La lava, alimentata dai crateri che si trovano sulla sommità del vulcano, raggiunge il mare scendendo lungo la parete della Sciara del Fuoco e, durante l’impatto con l’acqua, crea delle gigantesche colonne di fumo bianco formate da vapore acqueo che donano, ai fortunati che hanno la possibilità di ammirarlo, uno spettacolo straordinario che, di notte, diventa ancora più particolare dato che, il rosso della lava si riflette sulle nuvole e dipinge di rosso le casette bianche del villaggio di Ginostra rendendo l’intero paesaggio un luogo incantato.
Questi fenomeni sono perfettamente visibili da due promontori che si affacciano sul lato della Sciara del fuoco e che si trovano a circa 200 metri di altezza sul livello del mare, quindi per ammirare questo spettacolo dovete recarvi a Punta dei Corvi, se vi trovate sul lato di Ginostra, ed a Punta Labronzo, se vi trovate dalla parte di Stromboli.

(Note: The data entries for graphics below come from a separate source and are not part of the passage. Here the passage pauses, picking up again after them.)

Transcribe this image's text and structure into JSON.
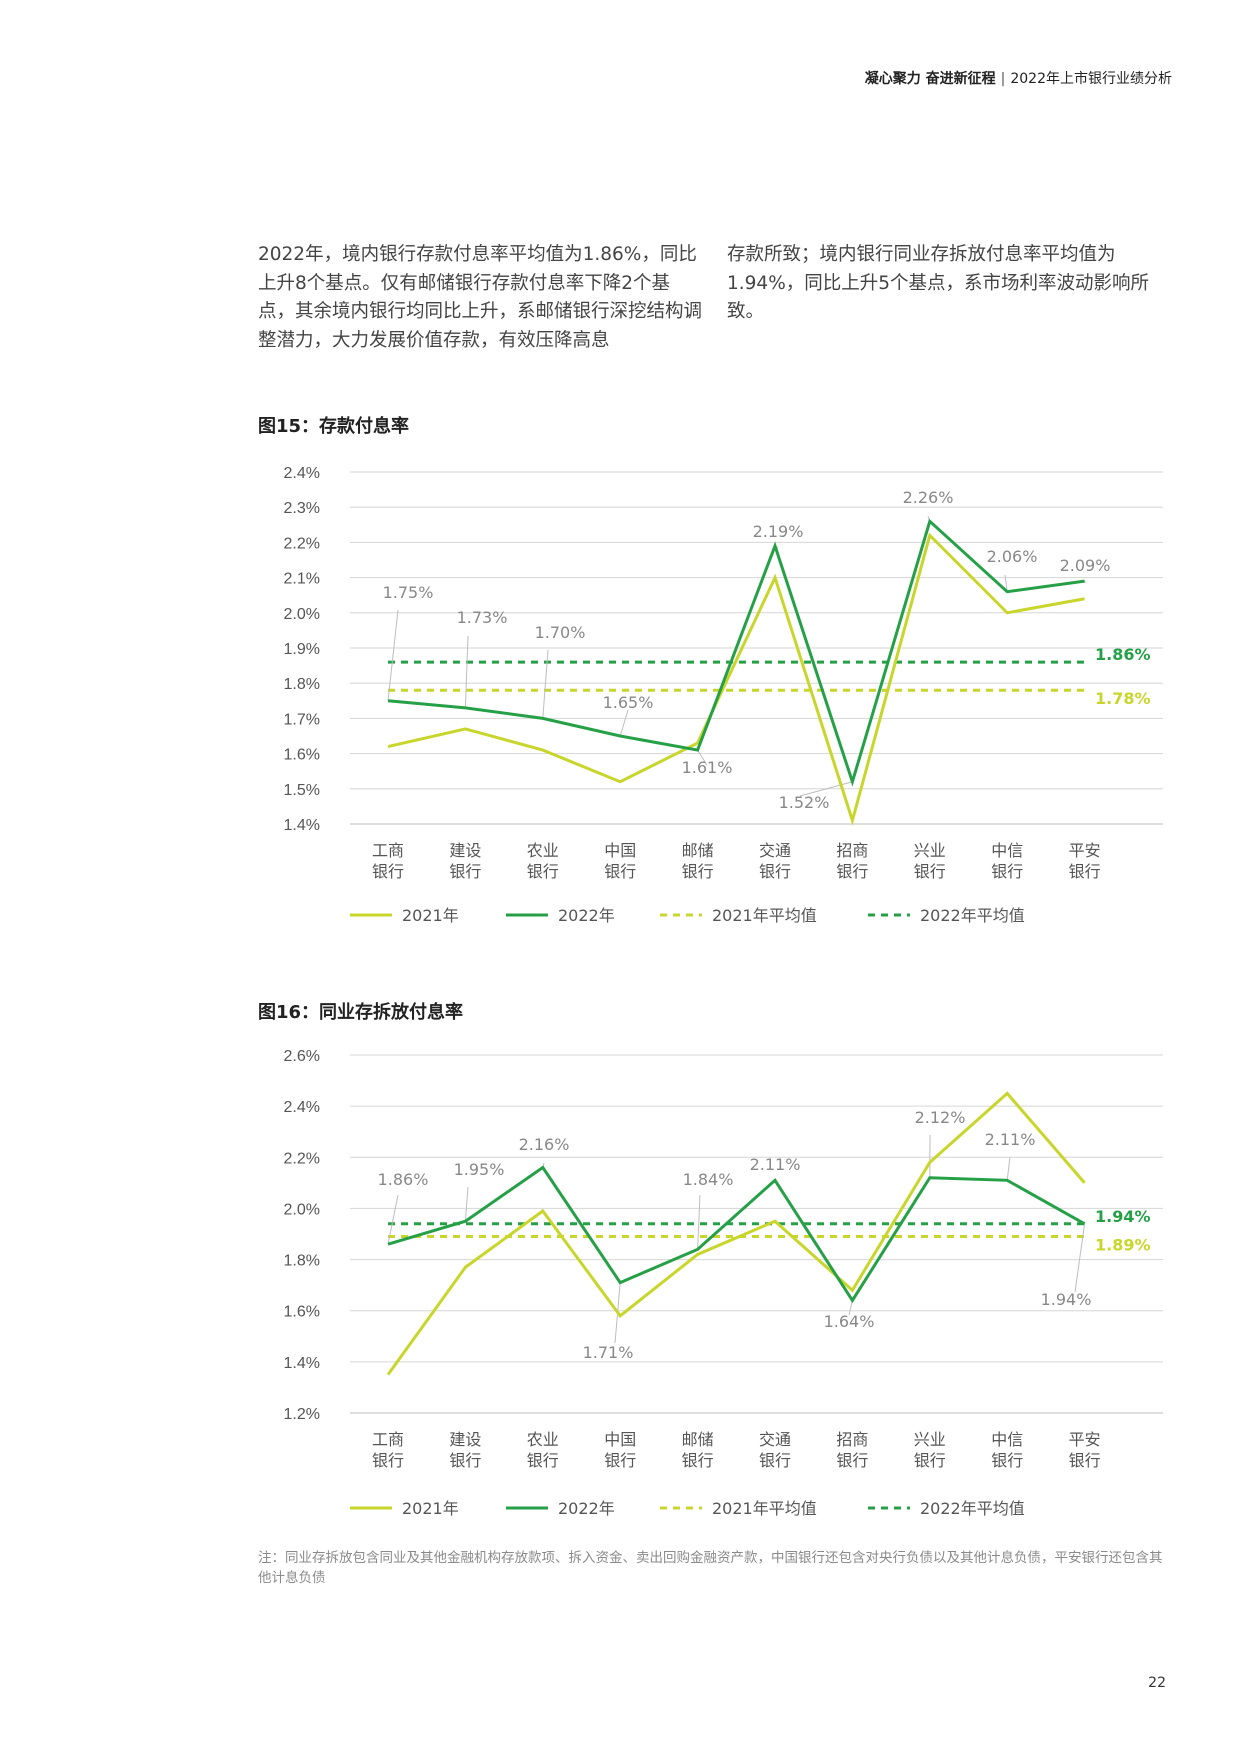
{
  "header": {
    "bold": "凝心聚力 奋进新征程",
    "separator": "|",
    "subtitle": "2022年上市银行业绩分析"
  },
  "paragraph": {
    "left": "2022年，境内银行存款付息率平均值为1.86%，同比上升8个基点。仅有邮储银行存款付息率下降2个基点，其余境内银行均同比上升，系邮储银行深挖结构调整潜力，大力发展价值存款，有效压降高息",
    "right": "存款所致；境内银行同业存拆放付息率平均值为1.94%，同比上升5个基点，系市场利率波动影响所致。"
  },
  "chart_data": [
    {
      "type": "line",
      "title": "图15：存款付息率",
      "categories": [
        "工商\n银行",
        "建设\n银行",
        "农业\n银行",
        "中国\n银行",
        "邮储\n银行",
        "交通\n银行",
        "招商\n银行",
        "兴业\n银行",
        "中信\n银行",
        "平安\n银行"
      ],
      "yticks": [
        "2.4%",
        "2.3%",
        "2.2%",
        "2.1%",
        "2.0%",
        "1.9%",
        "1.8%",
        "1.7%",
        "1.6%",
        "1.5%",
        "1.4%"
      ],
      "ylim": [
        1.4,
        2.4
      ],
      "grid": true,
      "legend_position": "bottom",
      "series": [
        {
          "name": "2021年",
          "color": "#c8d62b",
          "style": "solid",
          "values": [
            1.62,
            1.67,
            1.61,
            1.52,
            1.63,
            2.1,
            1.41,
            2.22,
            2.0,
            2.04
          ]
        },
        {
          "name": "2022年",
          "color": "#26a047",
          "style": "solid",
          "values": [
            1.75,
            1.73,
            1.7,
            1.65,
            1.61,
            2.19,
            1.52,
            2.26,
            2.06,
            2.09
          ]
        },
        {
          "name": "2021年平均值",
          "color": "#c8d62b",
          "style": "dashed",
          "value": 1.78
        },
        {
          "name": "2022年平均值",
          "color": "#26a047",
          "style": "dashed",
          "value": 1.86
        }
      ],
      "point_labels": [
        "1.75%",
        "1.73%",
        "1.70%",
        "1.65%",
        "1.61%",
        "2.19%",
        "1.52%",
        "2.26%",
        "2.06%",
        "2.09%"
      ],
      "average_labels": [
        "1.78%",
        "1.86%"
      ]
    },
    {
      "type": "line",
      "title": "图16：同业存拆放付息率",
      "categories": [
        "工商\n银行",
        "建设\n银行",
        "农业\n银行",
        "中国\n银行",
        "邮储\n银行",
        "交通\n银行",
        "招商\n银行",
        "兴业\n银行",
        "中信\n银行",
        "平安\n银行"
      ],
      "yticks": [
        "2.6%",
        "2.4%",
        "2.2%",
        "2.0%",
        "1.8%",
        "1.6%",
        "1.4%",
        "1.2%"
      ],
      "ylim": [
        1.2,
        2.6
      ],
      "grid": true,
      "legend_position": "bottom",
      "series": [
        {
          "name": "2021年",
          "color": "#c8d62b",
          "style": "solid",
          "values": [
            1.35,
            1.77,
            1.99,
            1.58,
            1.82,
            1.95,
            1.68,
            2.18,
            2.45,
            2.1
          ]
        },
        {
          "name": "2022年",
          "color": "#26a047",
          "style": "solid",
          "values": [
            1.86,
            1.95,
            2.16,
            1.71,
            1.84,
            2.11,
            1.64,
            2.12,
            2.11,
            1.94
          ]
        },
        {
          "name": "2021年平均值",
          "color": "#c8d62b",
          "style": "dashed",
          "value": 1.89
        },
        {
          "name": "2022年平均值",
          "color": "#26a047",
          "style": "dashed",
          "value": 1.94
        }
      ],
      "point_labels": [
        "1.86%",
        "1.95%",
        "2.16%",
        "1.71%",
        "1.84%",
        "2.11%",
        "1.64%",
        "2.12%",
        "2.11%",
        "1.94%"
      ],
      "average_labels": [
        "1.89%",
        "1.94%"
      ]
    }
  ],
  "note": "注：同业存拆放包含同业及其他金融机构存放款项、拆入资金、卖出回购金融资产款，中国银行还包含对央行负债以及其他计息负债，平安银行还包含其他计息负债",
  "page_number": "22"
}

Insieme alla colata di magma ci sono delle numerose esplosioni di lapilli che vengono avvertite distintamente dalla popolazione di Ginostra e di Stromboli ed anche se per gli esperti la situazione non comporta motivi di preoccupazione, gli abitanti dell’isola non possono fare a meno di ricordare il Natale di dieci anni prima, quando un’ eruzione vulcanica accompagnata da un maremoto, avvenuti proprio negli stessi giorni del 2002, fecero scattare l’allarme per l’emergenza vulcanica a Stromboli. Per tranquillizzare gli abitanti il sindaco di Lipari ha spiegato che tutto è sotto controllo perchè questa eruzione rientra tra le normali attività del vulcano anche se è di maggiore entità e non c’è bisogno di creare inutili allarmismi dato che tutto è strettamente monitorato dagli esperti di vulcanologia dell’isola.

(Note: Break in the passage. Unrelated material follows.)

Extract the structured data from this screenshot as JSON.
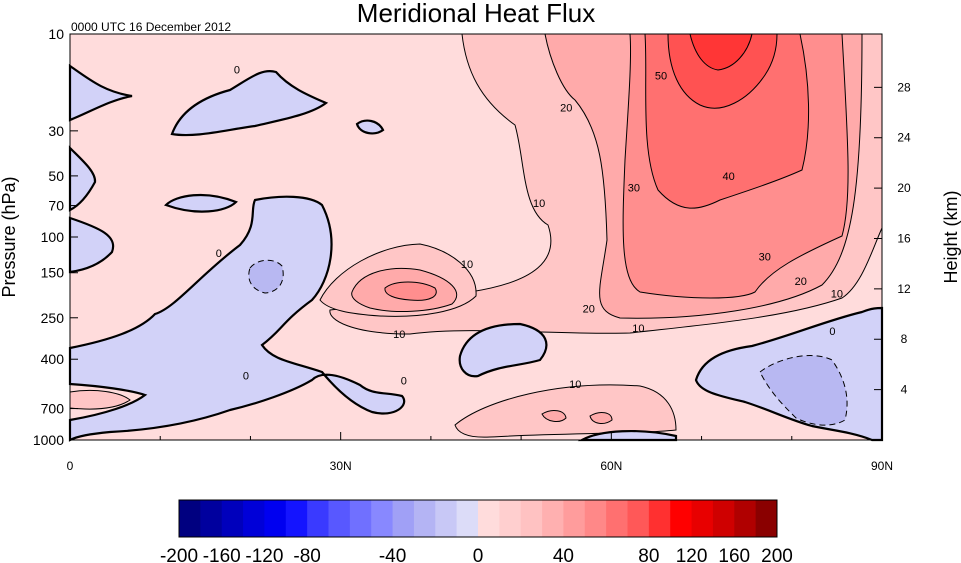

Ieri, l’Istituto Nazionale di Vulcanologia, ha diffuso un bollettino contenente il riassunto dell’attività dello Stromboli, infatti nell’ultima settimana il vulcano è stato monitorato con numerose telecamere poste a circa 400 metri di altezza. Le immagini ottenute dalle telecamere hanno fatto individuare agli studiosi due bocche eruttive nella parte nord del vulcano ed almeno altre due bocche eruttive (non perfettamente localizzate) nella parte sud, tutte le bocche si trovano all’interno della terrazza craterica dello Stromboli.
La prima bocca, situata nella parte nord, ha prodotto, in prevalenza, eruzioni di lapilli e bombe (materiale grossolano) frammisto a cenere (materiale fine) di intensità media ed alta ed ha aumentato la sua attività dal 20 dicembre. La seconda bocca, della parte nord, ha avuto una continua attività di spattering, intervallata con esplosioni di lapilli e bombe di intensità media e bassa, questi fenomeni sono aumentati il 20, il 21 ed il 23 dicembre.
Il 21 dicembre si sono avute diverse esplosioni di intensità media che, dopo una piccola pausa avuta il 22 dicembre, sono poi riprese il 23 provocando frane di lava che si sono protratte per diverse ore dopo le quali il fenomeno è ritornato ad essere discontinuo e provocato solo dall’accumulo di materiali emessi dalle precedenti eruzioni. In seguito alle varie esplosioni che si sono avute il flusso di lava ha cambiato pendenza ed ha iniziato ad espandersi nel falsopiano effusivo del 2003.